When she was close enough, Chalford held out his hand to her and she placed hers within it, grateful for the warmth of his grasp and the strength of his presence. The first time she had seen him, at Lady Sefton’s rout after the opening sessions of Parliament, she had assumed from the way he carried himself and the way he unconsciously drew the attention of everyone else in the room that he must be a man of wealth and power, and she had been surprised to learn that few of the women knew him at all. The men who knew him said only how much they liked him and what a pity it was that such a bruising rider to hounds passed so much of his life in such humbug country. Once she had made his acquaintance, she had learned quickly that he rarely talked about himself, which made the initial impact of his personality all the more incomprehensible to her.

Now he smiled at her, and she smiled back, but before either of them could speak, Viscount Alston, beside the marquess, said in a sharp undertone, “What can have kept you so long, Adriana? We have all been waiting this half-hour and more.”

She turned, automatically assuming a look of contrition. Then, suddenly, awareness struck her that she no longer had to answer to him, and she smiled. “Dearest Orson,” she said, gently emphasizing his name, delighted when the irritation in his expression sharpened to anger, “I wished to be certain nothing was amiss with my appearance on so important an occasion.”

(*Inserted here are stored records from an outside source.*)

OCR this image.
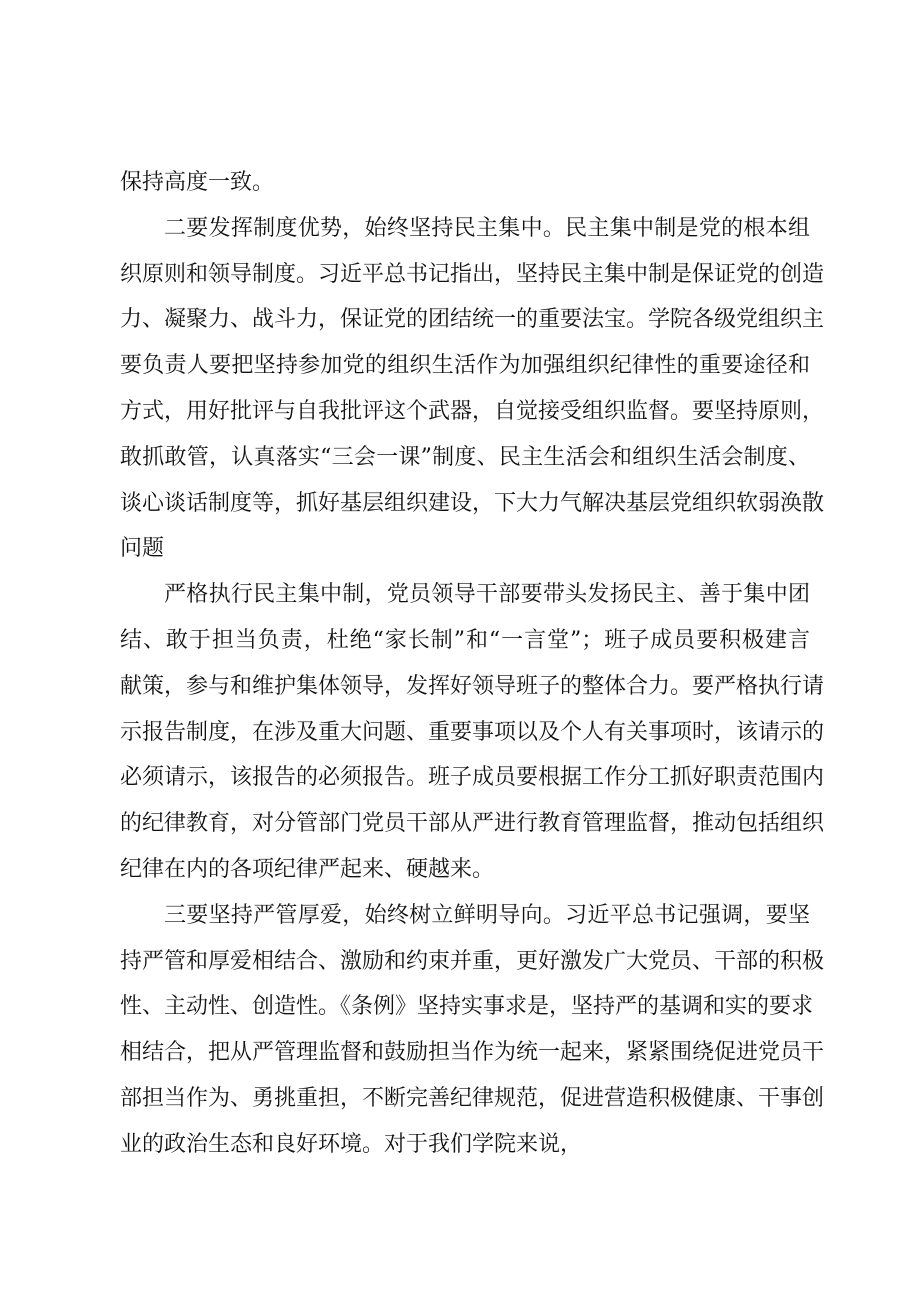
保持高度一致。
二要发挥制度优势，始终坚持民主集中。民主集中制是党的根本组
织原则和领导制度。习近平总书记指出，坚持民主集中制是保证党的创造
力、凝聚力、战斗力，保证党的团结统一的重要法宝。学院各级党组织主
要负责人要把坚持参加党的组织生活作为加强组织纪律性的重要途径和
方式，用好批评与自我批评这个武器，自觉接受组织监督。要坚持原则，
敢抓敢管，认真落实“三会一课”制度、民主生活会和组织生活会制度、
谈心谈话制度等，抓好基层组织建设，下大力气解决基层党组织软弱涣散
问题
严格执行民主集中制，党员领导干部要带头发扬民主、善于集中团
结、敢于担当负责，杜绝“家长制”和“一言堂”；班子成员要积极建言
献策，参与和维护集体领导，发挥好领导班子的整体合力。要严格执行请
示报告制度，在涉及重大问题、重要事项以及个人有关事项时，该请示的
必须请示，该报告的必须报告。班子成员要根据工作分工抓好职责范围内
的纪律教育，对分管部门党员干部从严进行教育管理监督，推动包括组织
纪律在内的各项纪律严起来、硬越来。
三要坚持严管厚爱，始终树立鲜明导向。习近平总书记强调，要坚
持严管和厚爱相结合、激励和约束并重，更好激发广大党员、干部的积极
性、主动性、创造性。《条例》坚持实事求是，坚持严的基调和实的要求
相结合，把从严管理监督和鼓励担当作为统一起来，紧紧围绕促进党员干
部担当作为、勇挑重担，不断完善纪律规范，促进营造积极健康、干事创
业的政治生态和良好环境。对于我们学院来说，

At Alston’s side, his plump, pink-satin-draped viscountess had been examining Adriana’s attire and now shook her head in disapproval, making the three purple ostrich plumes adorning her elaborate coiffure bob wildly. “I am surprised at you, Adriana,” she said. “Such a plain dress to choose, and no jewelry at all. Your mama left her personal jewels betwixt you and dear Miranda, did she not?” Without waiting for a reply, she added, “The pearls at least, I should have thought, and a ring or two more to deck your fingers. Not that the ring Chalford gave you is not exquisite, for of course it is.” She fluttered her sandy lashes at the marquess, then returned her gaze to Adriana, saying more brusquely, “You have a position to uphold, after all.”

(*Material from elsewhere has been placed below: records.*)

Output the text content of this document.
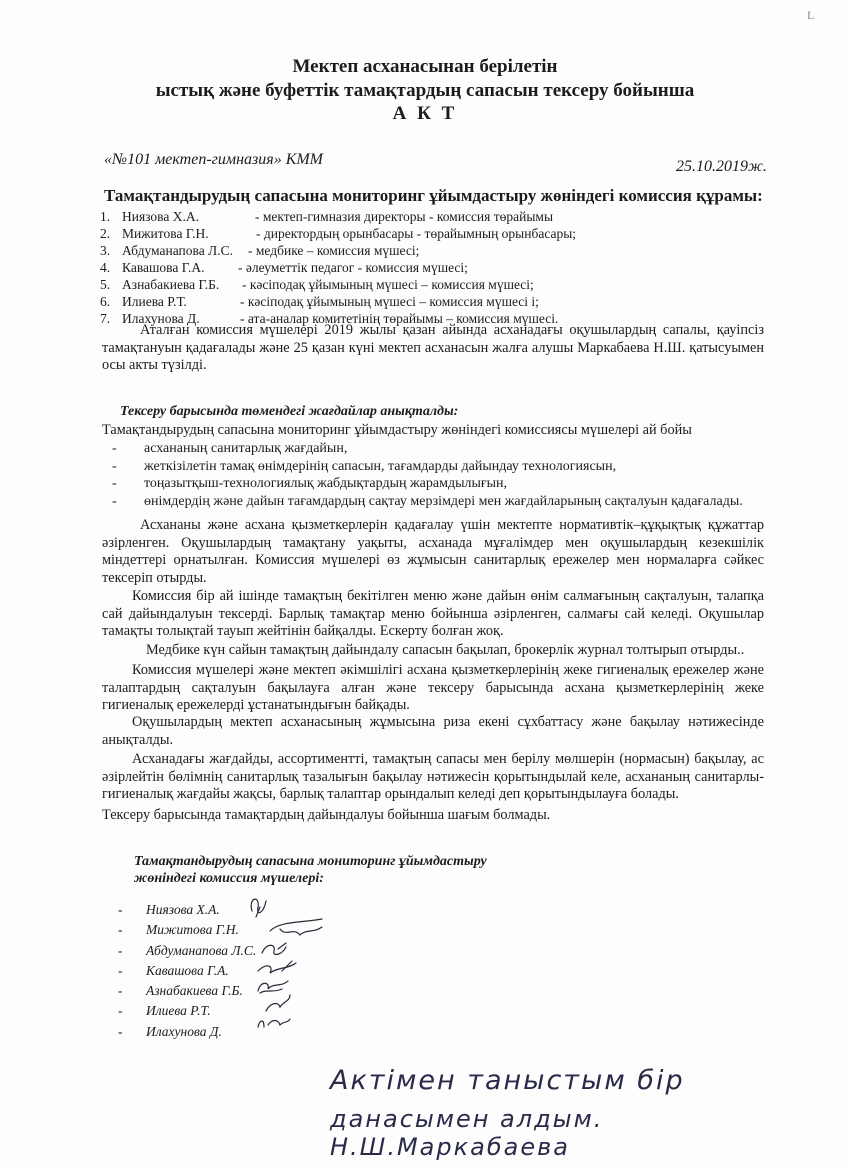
L
Мектеп асханасынан берілетін
ыстық және буфеттік тамақтардың сапасын тексеру бойынша
А К Т
«№101 мектеп-гимназия» КММ	25.10.2019ж.
Тамақтандырудың сапасына мониторинг ұйымдастыру жөніндегі комиссия құрамы:
1. Ниязова Х.А.	- мектеп-гимназия директоры - комиссия төрайымы
2. Мижитова Г.Н.	- директордың орынбасары - төрайымның орынбасары;
3. Абдуманапова Л.С. - медбике – комиссия мүшесі;
4. Кавашова Г.А. - әлеуметтік педагог - комиссия мүшесі;
5. Азнабакиева Г.Б. - кәсіподақ ұйымының мүшесі – комиссия мүшесі;
6. Илиева Р.Т.	- кәсіподақ ұйымының мүшесі – комиссия мүшесі і;
7. Илахунова Д.	- ата-аналар комитетінің төрайымы – комиссия мүшесі.
Аталған комиссия мүшелері 2019 жылы қазан айында асханадағы оқушылардың сапалы, қауіпсіз тамақтануын қадағалады және 25 қазан күні мектеп асханасын жалға алушы Маркабаева Н.Ш. қатысуымен осы акты түзілді.
Тексеру барысында төмендегі жағдайлар анықталды:
Тамақтандырудың сапасына мониторинг ұйымдастыру жөніндегі комиссиясы мүшелері ай бойы
- асхананың санитарлық жағдайын,
- жеткізілетін тамақ өнімдерінің сапасын, тағамдарды дайындау технологиясын,
- тоңазытқыш-технологиялық жабдықтардың жарамдылығын,
- өнімдердің және дайын тағамдардың сақтау мерзімдері мен жағдайларының сақталуын қадағалады.
Асхананы және асхана қызметкерлерін қадағалау үшін мектепте нормативтік–құқықтық құжаттар әзірленген. Оқушылардың тамақтану уақыты, асханада мұғалімдер мен оқушылардың кезекшілік міндеттері орнатылған. Комиссия мүшелері өз жұмысын санитарлық ережелер мен нормаларға сәйкес тексеріп отырды.
Комиссия бір ай ішінде тамақтың бекітілген меню және дайын өнім салмағының сақталуын, талапқа сай дайындалуын тексерді. Барлық тамақтар меню бойынша әзірленген, салмағы сай келеді. Оқушылар тамақты толықтай тауып жейтінін байқалды. Ескерту болған жоқ.
Медбике күн сайын тамақтың дайындалу сапасын бақылап, брокерлік журнал толтырып отырды..
Комиссия мүшелері және мектеп әкімшілігі асхана қызметкерлерінің жеке гигиеналық ережелер және талаптардың сақталуын бақылауға алған және тексеру барысында асхана қызметкерлерінің жеке гигиеналық ережелерді ұстанатындығын байқады.
Оқушылардың мектеп асханасының жұмысына риза екені сұхбаттасу және бақылау нәтижесінде анықталды.
Асханадағы жағдайды, ассортиментті, тамақтың сапасы мен берілу мөлшерін (нормасын) бақылау, ас әзірлейтін бөлімнің санитарлық тазалығын бақылау нәтижесін қорытындылай келе, асхананың санитарлы-гигиеналық жағдайы жақсы, барлық талаптар орындалып келеді деп қорытындылауға болады.
Тексеру барысында тамақтардың дайындалуы бойынша шағым болмады.
Тамақтандырудың сапасына мониторинг ұйымдастыру
жөніндегі комиссия мүшелері:
- Ниязова Х.А.
- Мижитова Г.Н.
- Абдуманапова Л.С.
- Кавашова Г.А.
- Азнабакиева Г.Б.
- Илиева Р.Т.
- Илахунова Д.
Актімен таныстым бір
данасымен алдым. Н.Ш.Маркабаева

“Ah, Sophie, I can never glitter so well as you do,” Adriana replied gently. “I am but a drab moth beside a butterfly, and I know better than to attempt imitation.” She shot a mocking glance at her brother, enjoying herself but thinking, too, that it was as well she would not have to answer to him for that little barb. He was visibly fuming, but she knew he would never reprove her with Chalford at her side. Indeed, he would not wish Sophie to realize that what Adriana had said to her was not a compliment. His wife was very nearly preening herself.

Behind her, Adriana heard a familiar chuckle, and though it was all but drowned out by the noise of the others in the hall, she knew she must divert her brother’s attention before he noted Miranda’s amusement. Accordingly, she smiled at Alston again and said sweetly, “Thank you for a lovely wedding, Orson dear.” Then, raising her voice above the din, she said, “Do, everyone, stay as long as you like. Alston and Sophie will be distressed if you do not, for there is food and drink to last all the day.”

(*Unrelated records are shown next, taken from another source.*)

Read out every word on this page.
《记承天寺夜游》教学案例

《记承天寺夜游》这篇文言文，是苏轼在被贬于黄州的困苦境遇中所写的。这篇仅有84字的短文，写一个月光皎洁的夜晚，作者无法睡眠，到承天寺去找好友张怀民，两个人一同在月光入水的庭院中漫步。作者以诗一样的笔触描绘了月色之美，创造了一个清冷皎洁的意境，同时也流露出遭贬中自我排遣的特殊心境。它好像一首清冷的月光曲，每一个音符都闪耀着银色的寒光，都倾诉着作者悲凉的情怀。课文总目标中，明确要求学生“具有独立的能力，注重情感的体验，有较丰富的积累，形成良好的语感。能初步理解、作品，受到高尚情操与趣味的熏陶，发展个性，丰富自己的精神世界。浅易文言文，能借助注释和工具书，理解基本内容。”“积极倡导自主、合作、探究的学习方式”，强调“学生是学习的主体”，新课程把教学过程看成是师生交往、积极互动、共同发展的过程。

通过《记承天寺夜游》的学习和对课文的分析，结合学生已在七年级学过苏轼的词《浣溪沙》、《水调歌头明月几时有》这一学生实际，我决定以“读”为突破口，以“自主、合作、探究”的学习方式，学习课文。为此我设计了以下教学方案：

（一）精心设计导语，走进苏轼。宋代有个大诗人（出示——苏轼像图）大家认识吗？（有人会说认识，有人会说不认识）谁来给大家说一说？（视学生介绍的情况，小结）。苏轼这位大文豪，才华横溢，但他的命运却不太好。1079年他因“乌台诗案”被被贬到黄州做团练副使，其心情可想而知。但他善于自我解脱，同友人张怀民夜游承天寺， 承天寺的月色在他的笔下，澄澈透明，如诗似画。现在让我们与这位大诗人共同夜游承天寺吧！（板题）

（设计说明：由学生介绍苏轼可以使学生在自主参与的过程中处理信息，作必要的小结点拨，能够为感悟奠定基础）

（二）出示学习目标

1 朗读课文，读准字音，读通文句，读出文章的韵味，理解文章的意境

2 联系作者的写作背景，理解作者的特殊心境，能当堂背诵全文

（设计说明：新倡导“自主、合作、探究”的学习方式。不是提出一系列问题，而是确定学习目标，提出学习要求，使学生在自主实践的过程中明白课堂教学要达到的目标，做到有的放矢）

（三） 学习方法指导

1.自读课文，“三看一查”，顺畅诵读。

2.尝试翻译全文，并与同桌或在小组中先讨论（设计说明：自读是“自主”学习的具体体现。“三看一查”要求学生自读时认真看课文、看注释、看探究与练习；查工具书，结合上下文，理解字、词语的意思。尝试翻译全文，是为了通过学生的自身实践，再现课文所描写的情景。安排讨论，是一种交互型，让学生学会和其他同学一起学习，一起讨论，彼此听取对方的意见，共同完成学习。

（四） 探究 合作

Cheers greeted her words, and she found her hand clasped more firmly than ever in her husband’s as he urged her toward the tall front doors, which swung wide at their approach. With more cheers and whistling, their friends and relatives made a path for them, then followed them out to the awaiting carriage.

Chalford, grasping Adriana by the waist, easily lifted her into the chaise, then leapt in behind her and signaled the postboys to horse. With a surge, the light, well-sprung vehicle leapt forward as he was latching the door, and Adriana’s last view of the merrymakers made her chuckle. Miranda and Sarah were waving and laughing, but Alston and his lady stood on the topmost step, both looking anxious and rather grim.

Satisfied, the new marchioness leaned back against the squabs. “I hope everyone stays until dawn.”

“You practically ordered them to do so, did you not?” was the calm response.